Hayatou ist das System Blatter
Und diesen Mann macht die FIFA allen Ernstes bis zur Präsidentenwahl im Februar zu ihrem neuen Chef? Ja, und das ist leider kein Witz. Hayatou ist das System Blatter. Er hat es mitgetragen, sich der Korruption schuldig gemacht - und soll nun die FIFA erneuern? Wer das glaubt, glaubt auch an den Weihnachtsmann.
Die FIFA versucht es auch in ihrer bisher tiefsten Glaubwürdigkeitskrise mit dem alt-bewährten Rezept des "Nur weiter so". Schließlich haben damit alle Beteiligten immer prächtig verdient. Nie war die FIFA profitabler als jetzt. Nie war ihr öffentliches Ansehen hingegen so miserabel. Veränderung oder gar Reform von innen sind und bleiben bei der FIFA eine Illusion.
Und wie es scheint auch bei der UEFA. Demonstrativ stärkte der Europäische Fußballverband heute seinem schwer angeschlagenen Noch-Präsidenten Michel Platini den Rücken. Geschlossen stellten sich alle 54 Mitgliedsverbände hinter den suspendierten Platini, der angesichts der Korruptionsvorwürfe "ein faires Verfahren" erhalten solle. Klingt zunächst gut und nachvollziehbar.

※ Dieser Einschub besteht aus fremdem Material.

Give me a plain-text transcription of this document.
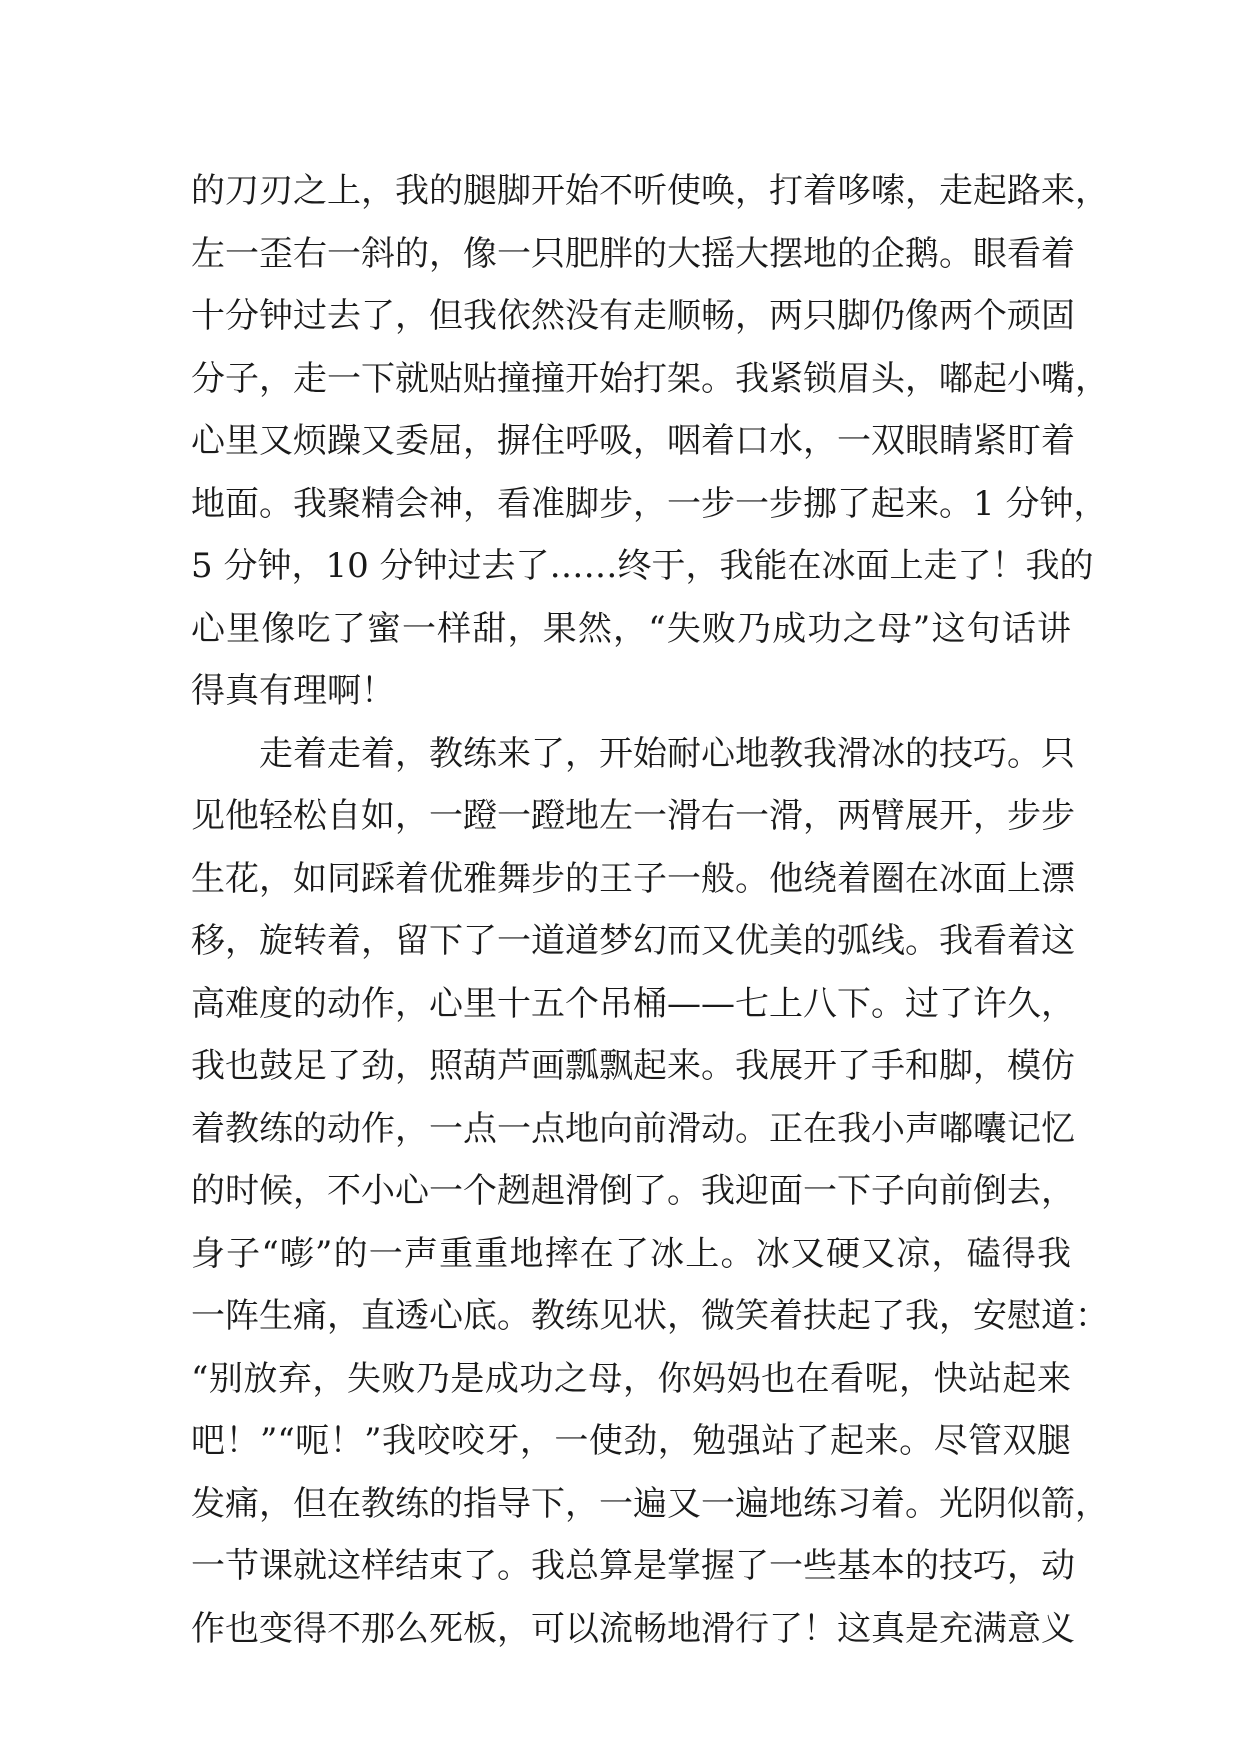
的刀刃之上，我的腿脚开始不听使唤，打着哆嗦，走起路来，
左一歪右一斜的，像一只肥胖的大摇大摆地的企鹅。眼看着
十分钟过去了，但我依然没有走顺畅，两只脚仍像两个顽固
分子，走一下就贴贴撞撞开始打架。我紧锁眉头，嘟起小嘴，
心里又烦躁又委屈，摒住呼吸，咽着口水，一双眼睛紧盯着
地面。我聚精会神，看准脚步，一步一步挪了起来。1 分钟，
5 分钟，10 分钟过去了……终于，我能在冰面上走了！我的
心里像吃了蜜一样甜，果然，“失败乃成功之母”这句话讲
得真有理啊！
　　走着走着，教练来了，开始耐心地教我滑冰的技巧。只
见他轻松自如，一蹬一蹬地左一滑右一滑，两臂展开，步步
生花，如同踩着优雅舞步的王子一般。他绕着圈在冰面上漂
移，旋转着，留下了一道道梦幻而又优美的弧线。我看着这
高难度的动作，心里十五个吊桶——七上八下。过了许久，
我也鼓足了劲，照葫芦画瓢飘起来。我展开了手和脚，模仿
着教练的动作，一点一点地向前滑动。正在我小声嘟囔记忆
的时候，不小心一个趔趄滑倒了。我迎面一下子向前倒去，
身子“嘭”的一声重重地摔在了冰上。冰又硬又凉，磕得我
一阵生痛，直透心底。教练见状，微笑着扶起了我，安慰道：
“别放弃，失败乃是成功之母，你妈妈也在看呢，快站起来
吧！”“呃！”我咬咬牙，一使劲，勉强站了起来。尽管双腿
发痛，但在教练的指导下，一遍又一遍地练习着。光阴似箭，
一节课就这样结束了。我总算是掌握了一些基本的技巧，动
作也变得不那么死板，可以流畅地滑行了！这真是充满意义
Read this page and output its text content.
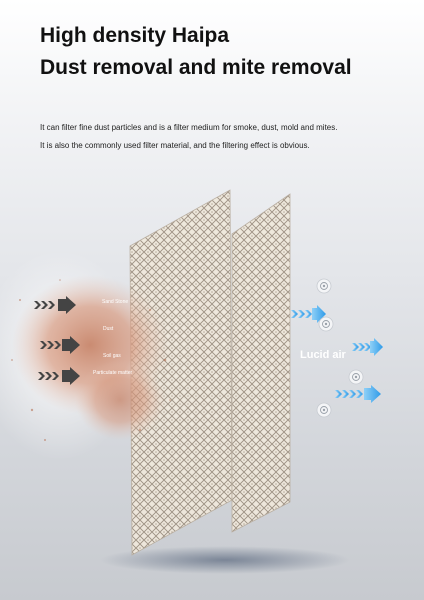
High density Haipa
Dust removal and mite removal

It can filter fine dust particles and is a filter medium for smoke, dust, mold and mites.

It is also the commonly used filter material, and the filtering effect is obvious.

Sand Stone
Dust
Soil gas
Particulate matter
Lucid air
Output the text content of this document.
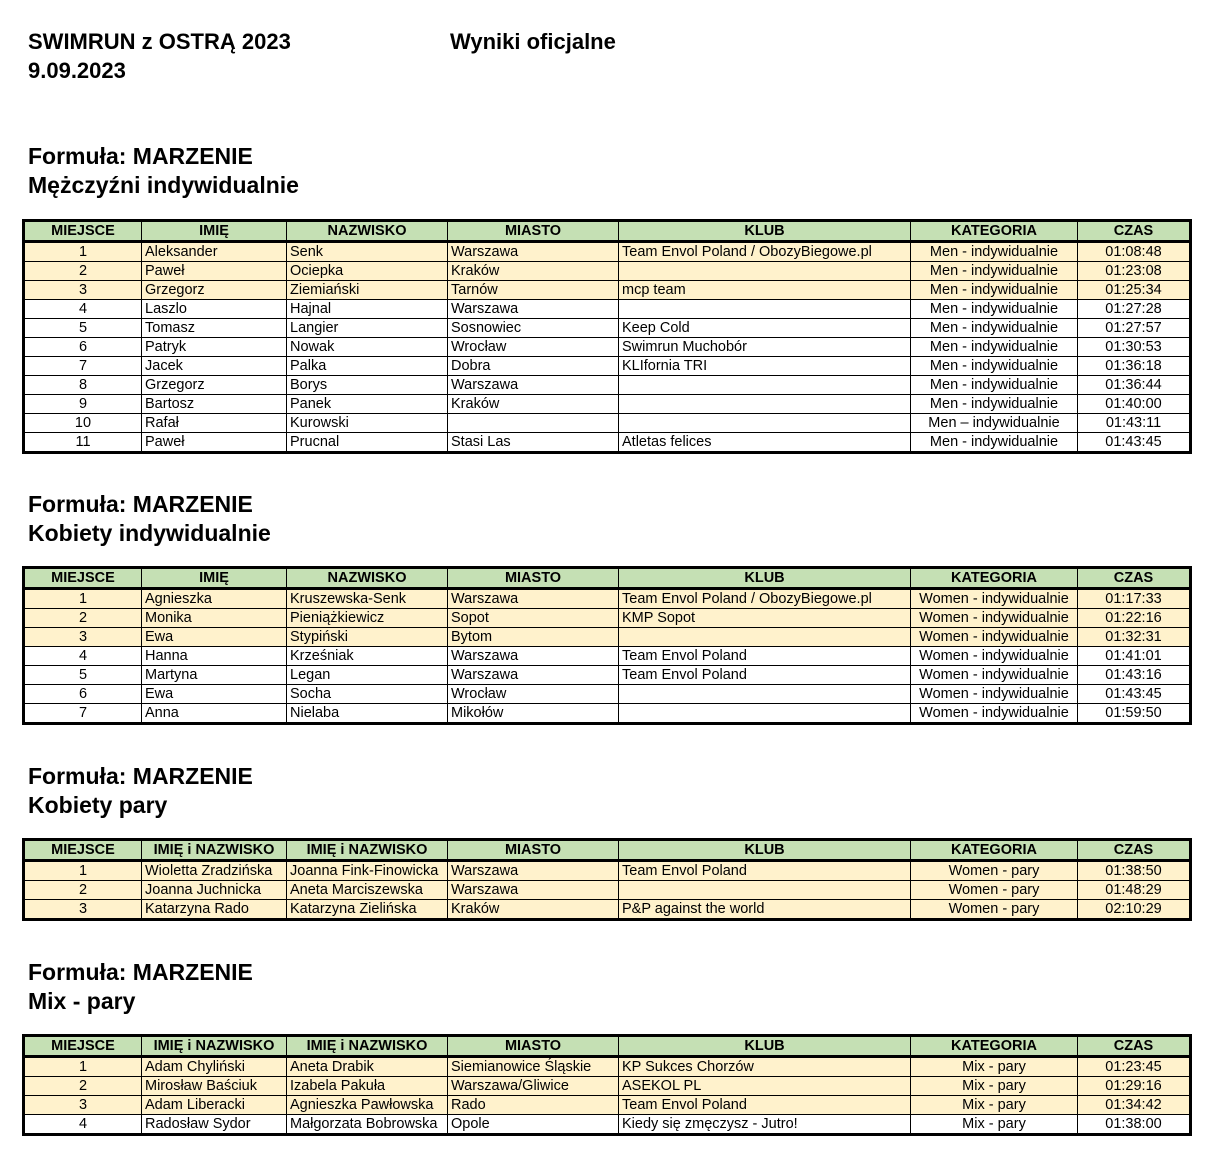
SWIMRUN z OSTRĄ 2023
9.09.2023
Wyniki oficjalne
Formuła: MARZENIE
Mężczyźni indywidualnie
MIEJSCE	IMIĘ	NAZWISKO	MIASTO	KLUB	KATEGORIA	CZAS
1	Aleksander	Senk	Warszawa	Team Envol Poland / ObozyBiegowe.pl	Men - indywidualnie	01:08:48
2	Paweł	Ociepka	Kraków		Men - indywidualnie	01:23:08
3	Grzegorz	Ziemiański	Tarnów	mcp team	Men - indywidualnie	01:25:34
4	Laszlo	Hajnal	Warszawa		Men - indywidualnie	01:27:28
5	Tomasz	Langier	Sosnowiec	Keep Cold	Men - indywidualnie	01:27:57
6	Patryk	Nowak	Wrocław	Swimrun Muchobór	Men - indywidualnie	01:30:53
7	Jacek	Palka	Dobra	KLIfornia TRI	Men - indywidualnie	01:36:18
8	Grzegorz	Borys	Warszawa		Men - indywidualnie	01:36:44
9	Bartosz	Panek	Kraków		Men - indywidualnie	01:40:00
10	Rafał	Kurowski			Men – indywidualnie	01:43:11
11	Paweł	Prucnal	Stasi Las	Atletas felices	Men - indywidualnie	01:43:45
Formuła: MARZENIE
Kobiety indywidualnie
MIEJSCE	IMIĘ	NAZWISKO	MIASTO	KLUB	KATEGORIA	CZAS
1	Agnieszka	Kruszewska-Senk	Warszawa	Team Envol Poland / ObozyBiegowe.pl	Women - indywidualnie	01:17:33
2	Monika	Pieniążkiewicz	Sopot	KMP Sopot	Women - indywidualnie	01:22:16
3	Ewa	Stypiński	Bytom		Women - indywidualnie	01:32:31
4	Hanna	Krześniak	Warszawa	Team Envol Poland	Women - indywidualnie	01:41:01
5	Martyna	Legan	Warszawa	Team Envol Poland	Women - indywidualnie	01:43:16
6	Ewa	Socha	Wrocław		Women - indywidualnie	01:43:45
7	Anna	Nielaba	Mikołów		Women - indywidualnie	01:59:50
Formuła: MARZENIE
Kobiety pary
MIEJSCE	IMIĘ i NAZWISKO	IMIĘ i NAZWISKO	MIASTO	KLUB	KATEGORIA	CZAS
1	Wioletta Zradzińska	Joanna Fink-Finowicka	Warszawa	Team Envol Poland	Women - pary	01:38:50
2	Joanna Juchnicka	Aneta Marciszewska	Warszawa		Women - pary	01:48:29
3	Katarzyna Rado	Katarzyna Zielińska	Kraków	P&P against the world	Women - pary	02:10:29
Formuła: MARZENIE
Mix - pary
MIEJSCE	IMIĘ i NAZWISKO	IMIĘ i NAZWISKO	MIASTO	KLUB	KATEGORIA	CZAS
1	Adam Chyliński	Aneta Drabik	Siemianowice Śląskie	KP Sukces Chorzów	Mix - pary	01:23:45
2	Mirosław Baściuk	Izabela Pakuła	Warszawa/Gliwice	ASEKOL PL	Mix - pary	01:29:16
3	Adam Liberacki	Agnieszka Pawłowska	Rado	Team Envol Poland	Mix - pary	01:34:42
4	Radosław Sydor	Małgorzata Bobrowska	Opole	Kiedy się zmęczysz - Jutro!	Mix - pary	01:38:00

Aber sollte man wirklich einen der millionenschweren Korruption verdächtigen Sportfunktionär bedingungslos unterstützen, so lange derart schwerwiegende Vorwürfe im Raum stehen? Das klingt wiederum gar nicht gut und auch nicht nachvollziehbar.
Denn nach wie vor sagt Platini nicht, warum er von Blatter zwei Millionen Euro überwiesen bekam für nebulöse Dienstleistungen, die bereits neun Jahre zurückliegen. So lange Platini diese Antwort schuldig bleibt, hat er den Rückhalt nicht verdient.
Der DFB muss endlich Farbe bekennen
Übrigens auch nicht vom Deutschen Fußball-Bund. DFB-Präsident Wolfgang Niersbach ist ein enger Vertrauter Platinis und verteidigte seinen Freund zuletzt in der "Zeit" mit den schlichten Worten: "Nichts ist bewiesen." Der mitgliederstärkste Sportfachverband der Welt täte gut daran, nun nicht mehr auf Zeit zu spielen und sportpolitische Seilschaften zu pflegen .
Es ist an der Zeit zu Handeln. Die Glaubwürdigkeit des Weltfußballs steht auf dem Spiel. Sie ist das höchste Gut für den weltweit beliebtesten Sport - nicht das viele Geld, das mit Fußball verdient wird. Wer das anders sieht, bitte, nur weiter so.